Love Bigger than Betelgeuse


I know the worst way to start your morning. Looking for your missing child.

I woke up at 6:00 am (my usual time) and peeked in on my sweet little princess before heading for my coffee and quiet time. The fact that she wasn't in her bed was a bit odd, since I already knew she wasn't with us in ours, and there is no reason under Heaven why she would wander all the way downstairs in the middle of the night to cuddle with her three stinky, non-maternal brothers. Our room is right beside hers...she visits more than often. So, in my perplexity, I checked my room again...no princess. Checked downstairs with the boys...no princess. Checked the couches...the tub...closets, under beds...no princess. Heart is racing a bit now...clenching my stomach. Horrifying news stories flash in front of my mind. Logic pushes them away as I recheck for the third time, every place imaginable. Time to wake up Dad and start calling her name.
After about 5 minutes of calling, I hear a sweeter sound than Bach, ocean waves and birds singing...a groggy, faint, toxic breathed princess, coming from the bottom end of the already filled brothers' bed, under the covers.

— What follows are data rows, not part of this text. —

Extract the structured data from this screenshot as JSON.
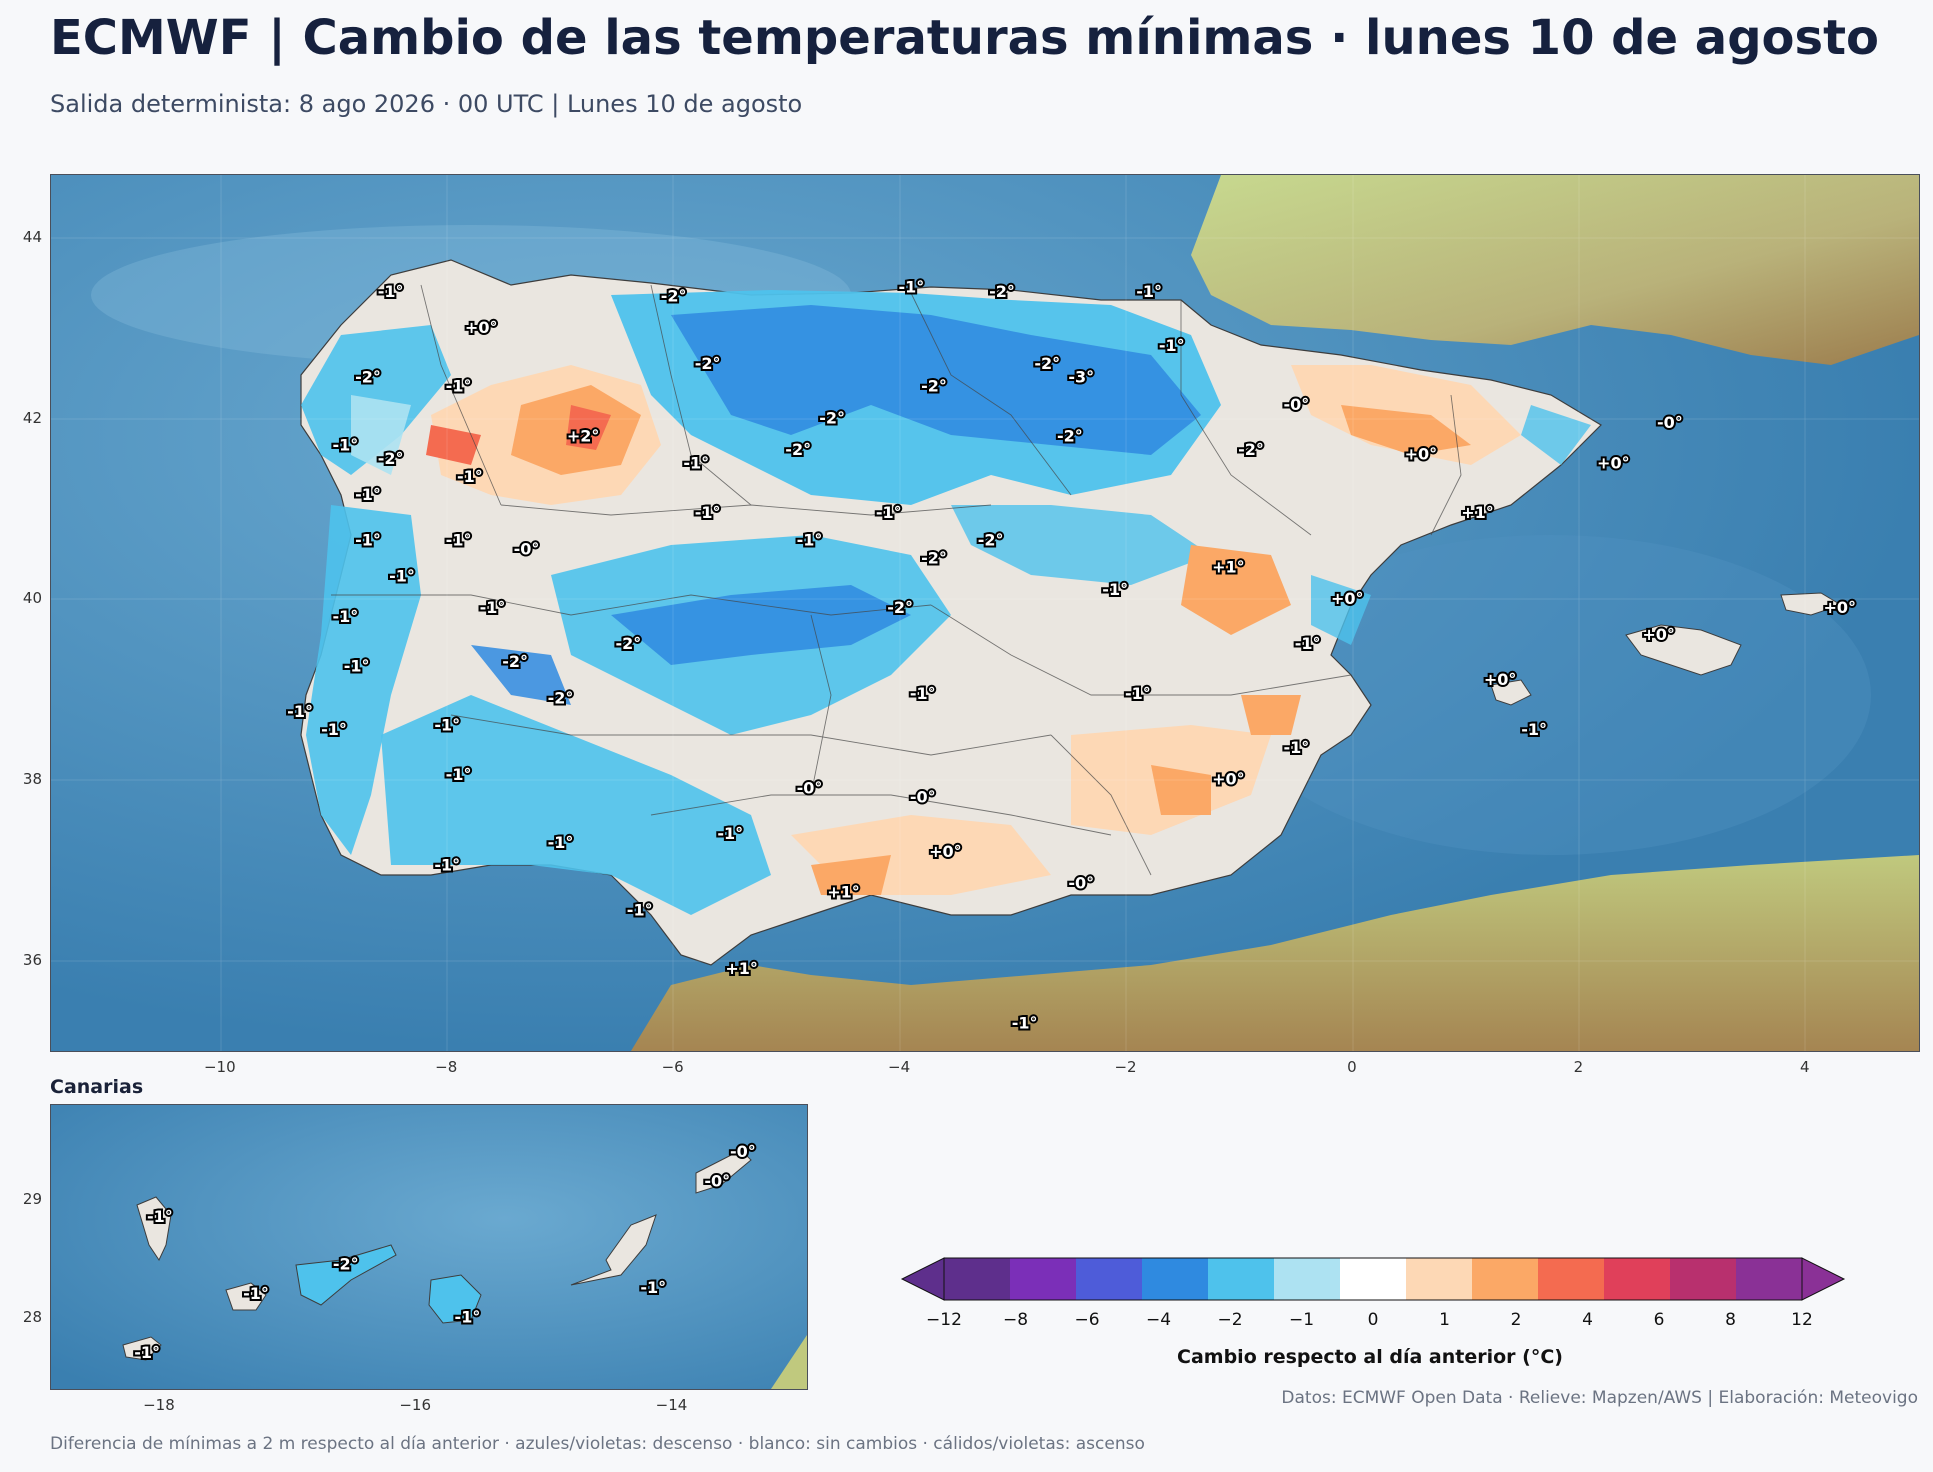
{
  "title": "ECMWF | Cambio de las temperaturas mínimas · lunes 10 de agosto",
  "subtitle": "Salida determinista: 8 ago 2026 · 00 UTC  |  Lunes 10 de agosto",
  "main_map": {
    "lon_ticks": [
      "−10",
      "−8",
      "−6",
      "−4",
      "−2",
      "0",
      "2",
      "4"
    ],
    "lat_ticks": [
      "44",
      "42",
      "40",
      "38",
      "36"
    ],
    "lon_range": [
      -11.5,
      5.0
    ],
    "lat_range": [
      35.0,
      44.7
    ],
    "labels": [
      {
        "t": "-1°",
        "lon": -8.5,
        "lat": 43.4
      },
      {
        "t": "+0°",
        "lon": -7.7,
        "lat": 43.0
      },
      {
        "t": "-2°",
        "lon": -6.0,
        "lat": 43.35
      },
      {
        "t": "-1°",
        "lon": -3.9,
        "lat": 43.45
      },
      {
        "t": "-2°",
        "lon": -3.1,
        "lat": 43.4
      },
      {
        "t": "-1°",
        "lon": -1.8,
        "lat": 43.4
      },
      {
        "t": "-2°",
        "lon": -8.7,
        "lat": 42.45
      },
      {
        "t": "-1°",
        "lon": -7.9,
        "lat": 42.35
      },
      {
        "t": "-2°",
        "lon": -5.7,
        "lat": 42.6
      },
      {
        "t": "-2°",
        "lon": -2.7,
        "lat": 42.6
      },
      {
        "t": "-3°",
        "lon": -2.4,
        "lat": 42.45
      },
      {
        "t": "-1°",
        "lon": -1.6,
        "lat": 42.8
      },
      {
        "t": "-2°",
        "lon": -3.7,
        "lat": 42.35
      },
      {
        "t": "-2°",
        "lon": -4.6,
        "lat": 42.0
      },
      {
        "t": "-0°",
        "lon": -0.5,
        "lat": 42.15
      },
      {
        "t": "-0°",
        "lon": 2.8,
        "lat": 41.95
      },
      {
        "t": "-1°",
        "lon": -8.9,
        "lat": 41.7
      },
      {
        "t": "-2°",
        "lon": -8.5,
        "lat": 41.55
      },
      {
        "t": "+2°",
        "lon": -6.8,
        "lat": 41.8
      },
      {
        "t": "-1°",
        "lon": -7.8,
        "lat": 41.35
      },
      {
        "t": "-1°",
        "lon": -5.8,
        "lat": 41.5
      },
      {
        "t": "-2°",
        "lon": -4.9,
        "lat": 41.65
      },
      {
        "t": "-2°",
        "lon": -2.5,
        "lat": 41.8
      },
      {
        "t": "-2°",
        "lon": -0.9,
        "lat": 41.65
      },
      {
        "t": "+0°",
        "lon": 0.6,
        "lat": 41.6
      },
      {
        "t": "+0°",
        "lon": 2.3,
        "lat": 41.5
      },
      {
        "t": "-1°",
        "lon": -8.7,
        "lat": 41.15
      },
      {
        "t": "-1°",
        "lon": -5.7,
        "lat": 40.95
      },
      {
        "t": "-1°",
        "lon": -4.1,
        "lat": 40.95
      },
      {
        "t": "+1°",
        "lon": 1.1,
        "lat": 40.95
      },
      {
        "t": "-1°",
        "lon": -8.7,
        "lat": 40.65
      },
      {
        "t": "-1°",
        "lon": -7.9,
        "lat": 40.65
      },
      {
        "t": "-0°",
        "lon": -7.3,
        "lat": 40.55
      },
      {
        "t": "-1°",
        "lon": -4.8,
        "lat": 40.65
      },
      {
        "t": "-2°",
        "lon": -3.2,
        "lat": 40.65
      },
      {
        "t": "-2°",
        "lon": -3.7,
        "lat": 40.45
      },
      {
        "t": "-1°",
        "lon": -8.4,
        "lat": 40.25
      },
      {
        "t": "+1°",
        "lon": -1.1,
        "lat": 40.35
      },
      {
        "t": "-1°",
        "lon": -2.1,
        "lat": 40.1
      },
      {
        "t": "+0°",
        "lon": -0.05,
        "lat": 40.0
      },
      {
        "t": "-1°",
        "lon": -8.9,
        "lat": 39.8
      },
      {
        "t": "-1°",
        "lon": -7.6,
        "lat": 39.9
      },
      {
        "t": "-2°",
        "lon": -4.0,
        "lat": 39.9
      },
      {
        "t": "-2°",
        "lon": -6.4,
        "lat": 39.5
      },
      {
        "t": "-1°",
        "lon": -0.4,
        "lat": 39.5
      },
      {
        "t": "+0°",
        "lon": 2.7,
        "lat": 39.6
      },
      {
        "t": "+0°",
        "lon": 4.3,
        "lat": 39.9
      },
      {
        "t": "-1°",
        "lon": -8.8,
        "lat": 39.25
      },
      {
        "t": "-2°",
        "lon": -7.4,
        "lat": 39.3
      },
      {
        "t": "-2°",
        "lon": -7.0,
        "lat": 38.9
      },
      {
        "t": "-1°",
        "lon": -3.8,
        "lat": 38.95
      },
      {
        "t": "-1°",
        "lon": -1.9,
        "lat": 38.95
      },
      {
        "t": "+0°",
        "lon": 1.3,
        "lat": 39.1
      },
      {
        "t": "-1°",
        "lon": -9.3,
        "lat": 38.75
      },
      {
        "t": "-1°",
        "lon": -9.0,
        "lat": 38.55
      },
      {
        "t": "-1°",
        "lon": -8.0,
        "lat": 38.6
      },
      {
        "t": "-1°",
        "lon": 1.6,
        "lat": 38.55
      },
      {
        "t": "-1°",
        "lon": -7.9,
        "lat": 38.05
      },
      {
        "t": "-0°",
        "lon": -4.8,
        "lat": 37.9
      },
      {
        "t": "-0°",
        "lon": -3.8,
        "lat": 37.8
      },
      {
        "t": "+0°",
        "lon": -1.1,
        "lat": 38.0
      },
      {
        "t": "-1°",
        "lon": -0.5,
        "lat": 38.35
      },
      {
        "t": "-1°",
        "lon": -7.0,
        "lat": 37.3
      },
      {
        "t": "-1°",
        "lon": -5.5,
        "lat": 37.4
      },
      {
        "t": "+0°",
        "lon": -3.6,
        "lat": 37.2
      },
      {
        "t": "-1°",
        "lon": -8.0,
        "lat": 37.05
      },
      {
        "t": "-0°",
        "lon": -2.4,
        "lat": 36.85
      },
      {
        "t": "+1°",
        "lon": -4.5,
        "lat": 36.75
      },
      {
        "t": "-1°",
        "lon": -6.3,
        "lat": 36.55
      },
      {
        "t": "+1°",
        "lon": -5.4,
        "lat": 35.9
      },
      {
        "t": "-1°",
        "lon": -2.9,
        "lat": 35.3
      }
    ]
  },
  "canarias": {
    "title": "Canarias",
    "lon_ticks": [
      "−18",
      "−16",
      "−14"
    ],
    "lat_ticks": [
      "29",
      "28"
    ],
    "lon_range": [
      -18.85,
      -12.95
    ],
    "lat_range": [
      27.4,
      29.8
    ],
    "labels": [
      {
        "t": "-1°",
        "lon": -18.0,
        "lat": 28.85
      },
      {
        "t": "-1°",
        "lon": -17.25,
        "lat": 28.2
      },
      {
        "t": "-2°",
        "lon": -16.55,
        "lat": 28.45
      },
      {
        "t": "-1°",
        "lon": -18.1,
        "lat": 27.7
      },
      {
        "t": "-1°",
        "lon": -15.6,
        "lat": 28.0
      },
      {
        "t": "-0°",
        "lon": -13.65,
        "lat": 29.15
      },
      {
        "t": "-0°",
        "lon": -13.45,
        "lat": 29.4
      },
      {
        "t": "-1°",
        "lon": -14.15,
        "lat": 28.25
      }
    ]
  },
  "colorbar": {
    "label": "Cambio respecto al día anterior (°C)",
    "ticks": [
      "−12",
      "−8",
      "−6",
      "−4",
      "−2",
      "−1",
      "0",
      "1",
      "2",
      "4",
      "6",
      "8",
      "12"
    ],
    "colors": [
      "#5e2f8c",
      "#7b2fb8",
      "#4e5cd9",
      "#2f8ae0",
      "#4ec2ec",
      "#ade2f2",
      "#ffffff",
      "#fdd8b5",
      "#fba866",
      "#f46b50",
      "#e0405a",
      "#b8306e",
      "#8a3196"
    ]
  },
  "credits": "Datos: ECMWF Open Data · Relieve: Mapzen/AWS  |  Elaboración: Meteovigo",
  "footnote": "Diferencia de mínimas a 2 m respecto al día anterior · azules/violetas: descenso · blanco: sin cambios · cálidos/violetas: ascenso"
}
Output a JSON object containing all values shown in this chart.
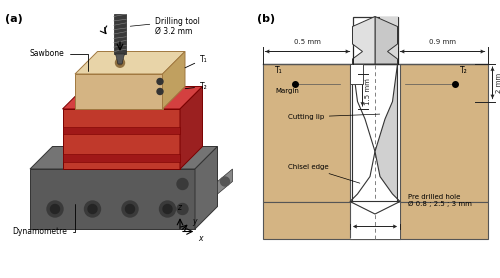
{
  "fig_width": 5.0,
  "fig_height": 2.78,
  "dpi": 100,
  "bg_color": "#ffffff",
  "panel_a_label": "(a)",
  "panel_b_label": "(b)",
  "ann_a": {
    "drilling_tool": "Drilling tool\nØ 3.2 mm",
    "sawbone": "Sawbone",
    "T1": "T₁",
    "T2": "T₂",
    "dynamometre": "Dynamometre"
  },
  "ann_b": {
    "T1": "T₁",
    "T2": "T₂",
    "margin": "Margin",
    "cutting_lip": "Cutting lip",
    "chisel_edge": "Chisel edge",
    "pre_drilled": "Pre drilled hole\nØ 0.8 ; 2.5 ; 3 mm",
    "dim_05": "0.5 mm",
    "dim_09": "0.9 mm",
    "dim_15": "1.5 mm",
    "dim_2": "2 mm"
  },
  "sawbone_color": "#d4b483",
  "sawbone_top": "#e8d4a8",
  "sawbone_right": "#c0a060",
  "fixture_front": "#c0392b",
  "fixture_top": "#d44040",
  "fixture_right": "#9b2020",
  "dyn_front": "#5a5a5a",
  "dyn_top": "#747474",
  "dyn_side": "#686868",
  "bone_fill": "#d4b483",
  "drill_body": "#e8e8e8",
  "drill_shadow": "#b0b0b0"
}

Sometimes a little virtual peek into someone else's reality, can make you very thankful. Just 10 minutes of your absolute worst nightmare is enough to make you sick...literally. At about 9:30 that morning, I suffered severe nausea and stomach pain for about 2 hours...then it was gone. The unproven but suspicious cause of my illness, was enough to make me a very thankful mom. My kids got away with "bloody murder" that day. They are such beautiful, brilliant, gracious bundles of joy!!

This morning, they are a little less inspiring. Tomorrow they will be a little less than that...and so goes the degenerate human mind. If evolution were fact, this lesson would have been learned and branded on my soul in order to survive as one of the fittest. God's grace and transforming power is fact though, therefore I press on in victory, knowing that He is the teacher and I am his student. He protects, provides and keeps me, even when I don't feel like learning.

Life's happenings are largely out of our control. Knowing that there is one bigger than Betelgeuse (Google that one), more caring than Mother Theresa and wiser than Solomon, makes life worth living.

"Because He lives, I can face tomorrow. Because He lives, all fear is gone."

I'm going to start locking doors at night now too. The blond haired, blue eyed "night creeper" WILL be kept INSIDE my fortress!